Who Should Use cTrader
cTrader is particularly well-suited to traders who prioritise execution transparency, use an ECN broker, trade algorithmically using C# coding skills, or find the MetaTrader order management interface frustrating. It is a genuinely excellent platform that deserves its growing reputation among serious traders.
Platform Availability by Broker
Here is a summary of which platforms are available at the brokers we currently review:
- RoboForex: MT4, MT5, cTrader, and proprietary RTrader — the broadest platform offering of any broker we review.
- IC Markets: MT4, MT5, and cTrader — the full set of the three major platforms.
- InstaForex: MT4, MT5, and a proprietary WebTrader — cTrader is not available.
Summary: Which Platform Should You Choose?
- Choose MT4 if you use existing EAs, rely on the large MT4 community for strategies and tools, or are new and want maximum learning resources.
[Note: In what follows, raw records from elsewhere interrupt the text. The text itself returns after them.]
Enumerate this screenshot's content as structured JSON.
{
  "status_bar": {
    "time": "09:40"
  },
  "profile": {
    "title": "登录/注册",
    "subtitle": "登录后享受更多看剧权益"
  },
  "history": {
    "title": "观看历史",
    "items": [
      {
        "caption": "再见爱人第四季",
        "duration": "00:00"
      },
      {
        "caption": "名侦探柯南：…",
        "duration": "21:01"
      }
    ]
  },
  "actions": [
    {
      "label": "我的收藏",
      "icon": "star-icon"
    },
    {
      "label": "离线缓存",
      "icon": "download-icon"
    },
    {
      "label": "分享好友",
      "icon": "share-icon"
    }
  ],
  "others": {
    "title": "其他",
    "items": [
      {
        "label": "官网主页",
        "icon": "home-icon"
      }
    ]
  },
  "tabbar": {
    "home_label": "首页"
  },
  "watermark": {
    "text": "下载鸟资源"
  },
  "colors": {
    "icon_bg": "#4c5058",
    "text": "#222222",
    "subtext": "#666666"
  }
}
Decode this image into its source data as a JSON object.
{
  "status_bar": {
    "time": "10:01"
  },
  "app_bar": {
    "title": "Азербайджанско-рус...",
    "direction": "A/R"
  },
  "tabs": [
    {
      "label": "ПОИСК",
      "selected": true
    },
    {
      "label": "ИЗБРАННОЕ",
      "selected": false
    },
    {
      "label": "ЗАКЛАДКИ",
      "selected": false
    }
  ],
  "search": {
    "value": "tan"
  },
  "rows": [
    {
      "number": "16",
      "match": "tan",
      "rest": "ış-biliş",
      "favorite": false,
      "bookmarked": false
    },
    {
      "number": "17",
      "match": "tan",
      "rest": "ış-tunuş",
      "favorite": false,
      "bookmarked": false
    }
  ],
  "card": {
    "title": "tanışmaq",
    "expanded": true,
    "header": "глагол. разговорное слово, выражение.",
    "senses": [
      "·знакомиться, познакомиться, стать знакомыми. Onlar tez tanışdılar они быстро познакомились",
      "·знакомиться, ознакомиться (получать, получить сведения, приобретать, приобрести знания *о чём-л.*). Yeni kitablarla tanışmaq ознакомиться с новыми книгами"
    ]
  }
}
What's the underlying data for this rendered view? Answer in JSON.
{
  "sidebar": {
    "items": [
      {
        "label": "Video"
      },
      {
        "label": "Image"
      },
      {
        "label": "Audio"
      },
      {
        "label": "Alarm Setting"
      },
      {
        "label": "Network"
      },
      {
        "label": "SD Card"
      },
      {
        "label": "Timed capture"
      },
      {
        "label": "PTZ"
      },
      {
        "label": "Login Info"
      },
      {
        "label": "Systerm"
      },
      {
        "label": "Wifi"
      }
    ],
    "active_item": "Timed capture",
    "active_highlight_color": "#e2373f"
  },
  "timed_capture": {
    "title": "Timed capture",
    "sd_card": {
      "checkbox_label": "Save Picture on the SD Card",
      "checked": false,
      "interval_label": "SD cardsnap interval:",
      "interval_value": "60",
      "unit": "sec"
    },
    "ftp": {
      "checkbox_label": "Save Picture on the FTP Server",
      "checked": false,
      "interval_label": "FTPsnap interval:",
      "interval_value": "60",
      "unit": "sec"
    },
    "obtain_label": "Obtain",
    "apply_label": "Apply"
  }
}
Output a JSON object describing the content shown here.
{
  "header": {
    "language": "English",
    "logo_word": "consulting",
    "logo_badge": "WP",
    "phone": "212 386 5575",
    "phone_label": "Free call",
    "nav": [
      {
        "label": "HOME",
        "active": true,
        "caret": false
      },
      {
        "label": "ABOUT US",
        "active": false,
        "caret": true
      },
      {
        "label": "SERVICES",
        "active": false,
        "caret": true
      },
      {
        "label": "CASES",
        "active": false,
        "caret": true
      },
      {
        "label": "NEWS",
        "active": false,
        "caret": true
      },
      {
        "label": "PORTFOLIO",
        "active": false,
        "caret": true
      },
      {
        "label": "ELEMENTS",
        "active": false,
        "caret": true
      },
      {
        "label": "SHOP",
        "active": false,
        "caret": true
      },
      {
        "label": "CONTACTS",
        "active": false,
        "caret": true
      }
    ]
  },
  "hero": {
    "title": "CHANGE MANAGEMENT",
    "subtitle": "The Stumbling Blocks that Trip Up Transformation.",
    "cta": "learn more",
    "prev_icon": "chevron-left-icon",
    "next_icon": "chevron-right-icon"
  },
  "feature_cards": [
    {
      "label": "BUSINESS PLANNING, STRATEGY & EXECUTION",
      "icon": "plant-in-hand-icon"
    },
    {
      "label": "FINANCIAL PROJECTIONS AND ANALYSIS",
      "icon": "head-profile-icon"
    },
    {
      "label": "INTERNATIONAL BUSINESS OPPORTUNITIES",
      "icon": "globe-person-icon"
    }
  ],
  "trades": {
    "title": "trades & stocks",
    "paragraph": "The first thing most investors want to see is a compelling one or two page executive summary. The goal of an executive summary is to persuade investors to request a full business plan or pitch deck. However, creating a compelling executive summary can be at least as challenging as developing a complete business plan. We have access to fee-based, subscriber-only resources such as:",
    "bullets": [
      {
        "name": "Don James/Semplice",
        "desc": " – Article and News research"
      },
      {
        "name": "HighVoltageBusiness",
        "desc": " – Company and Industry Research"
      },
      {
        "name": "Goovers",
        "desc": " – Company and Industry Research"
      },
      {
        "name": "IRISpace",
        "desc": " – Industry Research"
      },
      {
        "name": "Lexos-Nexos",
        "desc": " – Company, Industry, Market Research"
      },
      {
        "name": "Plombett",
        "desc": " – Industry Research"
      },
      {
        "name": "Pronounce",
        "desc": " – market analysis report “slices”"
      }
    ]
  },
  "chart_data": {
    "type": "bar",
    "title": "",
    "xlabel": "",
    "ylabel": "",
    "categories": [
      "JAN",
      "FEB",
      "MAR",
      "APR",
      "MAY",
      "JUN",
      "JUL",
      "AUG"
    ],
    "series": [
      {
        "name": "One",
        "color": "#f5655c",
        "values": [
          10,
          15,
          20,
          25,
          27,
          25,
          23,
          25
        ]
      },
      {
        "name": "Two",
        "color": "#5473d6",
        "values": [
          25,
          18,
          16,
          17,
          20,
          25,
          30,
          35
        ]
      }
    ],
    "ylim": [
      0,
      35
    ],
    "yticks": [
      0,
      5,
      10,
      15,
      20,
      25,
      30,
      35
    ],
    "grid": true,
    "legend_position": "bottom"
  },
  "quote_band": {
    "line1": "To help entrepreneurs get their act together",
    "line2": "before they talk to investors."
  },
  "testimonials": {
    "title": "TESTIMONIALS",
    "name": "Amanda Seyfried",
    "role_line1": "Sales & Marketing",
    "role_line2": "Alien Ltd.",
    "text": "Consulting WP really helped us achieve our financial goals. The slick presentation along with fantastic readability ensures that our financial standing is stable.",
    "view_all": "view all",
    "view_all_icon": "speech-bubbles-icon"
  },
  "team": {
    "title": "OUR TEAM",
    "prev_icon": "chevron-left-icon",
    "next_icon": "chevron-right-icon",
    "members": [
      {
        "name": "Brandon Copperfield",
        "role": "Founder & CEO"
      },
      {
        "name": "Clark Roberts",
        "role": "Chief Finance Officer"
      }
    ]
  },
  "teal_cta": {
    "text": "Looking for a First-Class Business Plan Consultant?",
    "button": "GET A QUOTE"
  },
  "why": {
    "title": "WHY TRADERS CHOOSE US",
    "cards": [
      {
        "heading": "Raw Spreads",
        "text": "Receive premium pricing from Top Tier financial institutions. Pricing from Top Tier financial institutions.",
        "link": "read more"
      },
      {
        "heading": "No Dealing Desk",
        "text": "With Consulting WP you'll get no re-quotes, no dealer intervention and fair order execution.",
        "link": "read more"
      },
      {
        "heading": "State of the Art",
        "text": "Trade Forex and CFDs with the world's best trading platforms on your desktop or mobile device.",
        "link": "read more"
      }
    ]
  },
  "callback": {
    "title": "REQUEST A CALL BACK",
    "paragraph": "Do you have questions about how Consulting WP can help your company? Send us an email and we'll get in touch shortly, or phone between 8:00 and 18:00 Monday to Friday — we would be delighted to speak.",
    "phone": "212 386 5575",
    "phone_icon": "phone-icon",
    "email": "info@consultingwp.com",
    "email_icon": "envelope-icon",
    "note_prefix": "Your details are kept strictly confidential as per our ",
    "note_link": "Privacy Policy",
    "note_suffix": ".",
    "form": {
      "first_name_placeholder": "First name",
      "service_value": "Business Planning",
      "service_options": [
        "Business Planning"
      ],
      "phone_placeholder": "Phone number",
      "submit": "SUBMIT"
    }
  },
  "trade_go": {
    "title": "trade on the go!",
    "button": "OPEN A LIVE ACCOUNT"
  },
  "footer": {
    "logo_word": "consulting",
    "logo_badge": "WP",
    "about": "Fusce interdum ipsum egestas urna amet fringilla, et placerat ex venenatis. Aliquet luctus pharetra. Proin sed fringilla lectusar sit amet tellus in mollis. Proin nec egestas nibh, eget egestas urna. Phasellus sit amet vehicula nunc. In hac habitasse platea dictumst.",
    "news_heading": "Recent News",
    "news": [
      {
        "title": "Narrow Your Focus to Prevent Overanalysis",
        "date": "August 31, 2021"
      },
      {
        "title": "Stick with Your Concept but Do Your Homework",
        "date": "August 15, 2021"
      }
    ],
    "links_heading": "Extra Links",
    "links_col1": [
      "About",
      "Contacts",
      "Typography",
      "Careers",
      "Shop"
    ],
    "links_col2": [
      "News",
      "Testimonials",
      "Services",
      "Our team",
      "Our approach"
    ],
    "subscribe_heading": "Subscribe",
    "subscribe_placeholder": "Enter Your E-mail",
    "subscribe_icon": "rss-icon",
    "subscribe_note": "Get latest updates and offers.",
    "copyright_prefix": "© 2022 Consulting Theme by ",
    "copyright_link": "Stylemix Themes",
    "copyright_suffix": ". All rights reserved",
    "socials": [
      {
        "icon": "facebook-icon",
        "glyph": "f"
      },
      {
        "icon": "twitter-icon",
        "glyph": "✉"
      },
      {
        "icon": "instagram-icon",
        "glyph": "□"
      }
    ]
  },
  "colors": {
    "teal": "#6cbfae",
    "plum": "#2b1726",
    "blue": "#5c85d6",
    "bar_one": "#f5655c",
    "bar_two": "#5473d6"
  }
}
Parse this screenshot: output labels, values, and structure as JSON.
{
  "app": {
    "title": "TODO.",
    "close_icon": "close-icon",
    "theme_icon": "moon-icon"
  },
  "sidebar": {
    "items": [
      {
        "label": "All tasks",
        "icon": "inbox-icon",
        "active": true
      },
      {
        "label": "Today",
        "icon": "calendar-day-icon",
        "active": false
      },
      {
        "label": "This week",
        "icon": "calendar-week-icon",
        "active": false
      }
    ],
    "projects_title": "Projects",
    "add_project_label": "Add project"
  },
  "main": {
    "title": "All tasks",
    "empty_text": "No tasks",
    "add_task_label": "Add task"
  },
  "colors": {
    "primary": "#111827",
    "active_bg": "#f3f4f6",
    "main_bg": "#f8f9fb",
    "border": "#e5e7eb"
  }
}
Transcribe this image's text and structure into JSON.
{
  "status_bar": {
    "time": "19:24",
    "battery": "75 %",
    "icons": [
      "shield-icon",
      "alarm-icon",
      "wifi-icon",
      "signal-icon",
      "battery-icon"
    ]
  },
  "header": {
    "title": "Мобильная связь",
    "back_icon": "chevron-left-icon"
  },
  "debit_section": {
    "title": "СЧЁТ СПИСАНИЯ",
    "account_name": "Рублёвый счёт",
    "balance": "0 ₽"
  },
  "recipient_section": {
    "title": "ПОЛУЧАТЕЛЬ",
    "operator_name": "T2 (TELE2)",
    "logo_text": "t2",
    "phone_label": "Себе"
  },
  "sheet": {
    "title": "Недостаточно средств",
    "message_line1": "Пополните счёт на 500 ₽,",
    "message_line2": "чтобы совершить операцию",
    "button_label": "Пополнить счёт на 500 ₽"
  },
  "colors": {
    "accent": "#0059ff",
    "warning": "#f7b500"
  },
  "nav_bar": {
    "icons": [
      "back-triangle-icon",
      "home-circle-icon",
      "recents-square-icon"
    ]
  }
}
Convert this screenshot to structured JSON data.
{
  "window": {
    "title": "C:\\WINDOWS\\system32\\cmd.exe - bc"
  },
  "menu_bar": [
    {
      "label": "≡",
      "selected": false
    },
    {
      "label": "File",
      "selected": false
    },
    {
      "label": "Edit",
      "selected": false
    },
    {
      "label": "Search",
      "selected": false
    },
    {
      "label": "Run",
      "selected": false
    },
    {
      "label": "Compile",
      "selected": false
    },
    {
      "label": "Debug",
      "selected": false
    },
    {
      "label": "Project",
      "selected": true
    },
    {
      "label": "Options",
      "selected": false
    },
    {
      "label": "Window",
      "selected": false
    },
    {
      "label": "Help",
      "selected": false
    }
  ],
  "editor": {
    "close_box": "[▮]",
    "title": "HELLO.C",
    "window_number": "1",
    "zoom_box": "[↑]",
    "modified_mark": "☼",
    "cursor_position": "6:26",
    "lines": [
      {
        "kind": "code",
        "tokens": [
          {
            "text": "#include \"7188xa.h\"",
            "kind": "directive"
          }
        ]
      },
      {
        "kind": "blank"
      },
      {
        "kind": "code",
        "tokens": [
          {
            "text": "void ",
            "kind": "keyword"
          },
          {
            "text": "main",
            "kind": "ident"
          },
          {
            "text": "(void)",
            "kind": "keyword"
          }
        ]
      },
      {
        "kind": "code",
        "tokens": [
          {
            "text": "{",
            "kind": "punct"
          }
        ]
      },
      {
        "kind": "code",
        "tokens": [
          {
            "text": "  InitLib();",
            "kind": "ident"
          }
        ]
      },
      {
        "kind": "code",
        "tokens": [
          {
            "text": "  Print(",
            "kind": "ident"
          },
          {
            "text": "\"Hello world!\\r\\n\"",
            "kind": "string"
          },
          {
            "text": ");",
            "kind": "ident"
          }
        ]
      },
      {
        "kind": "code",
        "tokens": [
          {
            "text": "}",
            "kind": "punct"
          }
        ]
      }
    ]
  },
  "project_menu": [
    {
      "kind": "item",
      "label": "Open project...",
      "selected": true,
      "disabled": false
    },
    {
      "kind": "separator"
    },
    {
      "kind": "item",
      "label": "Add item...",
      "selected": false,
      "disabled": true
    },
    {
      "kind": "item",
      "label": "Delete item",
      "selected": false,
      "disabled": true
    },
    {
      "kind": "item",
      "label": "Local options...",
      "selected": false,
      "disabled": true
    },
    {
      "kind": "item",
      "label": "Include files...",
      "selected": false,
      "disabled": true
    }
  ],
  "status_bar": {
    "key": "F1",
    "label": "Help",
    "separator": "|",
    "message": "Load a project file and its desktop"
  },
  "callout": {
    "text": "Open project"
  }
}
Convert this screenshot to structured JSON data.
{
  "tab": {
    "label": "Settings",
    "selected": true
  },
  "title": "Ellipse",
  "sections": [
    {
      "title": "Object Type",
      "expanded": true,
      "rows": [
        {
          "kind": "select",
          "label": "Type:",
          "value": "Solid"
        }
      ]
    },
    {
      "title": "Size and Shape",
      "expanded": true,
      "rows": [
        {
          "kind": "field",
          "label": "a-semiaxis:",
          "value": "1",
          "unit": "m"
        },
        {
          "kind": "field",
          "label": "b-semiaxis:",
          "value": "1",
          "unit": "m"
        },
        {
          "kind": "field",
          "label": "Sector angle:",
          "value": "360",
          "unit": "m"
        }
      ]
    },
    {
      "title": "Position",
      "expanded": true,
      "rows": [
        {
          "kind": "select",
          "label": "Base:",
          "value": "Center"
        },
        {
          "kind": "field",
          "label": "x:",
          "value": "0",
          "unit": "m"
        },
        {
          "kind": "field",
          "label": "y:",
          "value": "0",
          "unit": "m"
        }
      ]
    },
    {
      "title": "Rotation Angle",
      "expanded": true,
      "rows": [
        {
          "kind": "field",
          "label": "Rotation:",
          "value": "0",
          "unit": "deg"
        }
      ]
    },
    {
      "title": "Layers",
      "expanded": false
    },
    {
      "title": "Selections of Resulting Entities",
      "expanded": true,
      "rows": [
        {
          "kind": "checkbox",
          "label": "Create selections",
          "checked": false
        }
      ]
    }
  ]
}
- Choose MT5 if you want multi-asset access, more timeframes, better backtesting, or are starting fresh without legacy MT4 dependencies.
- Choose cTrader if you trade with an ECN broker, value execution transparency, use algorithmic strategies built in C#, or want the clearest possible order management interface.
Traders with access to all three platforms (as is the case with both RoboForex and IC Markets) can use different platforms for different purposes — for example, running long-term EAs on MT4 while using cTrader for manual discretionary trading.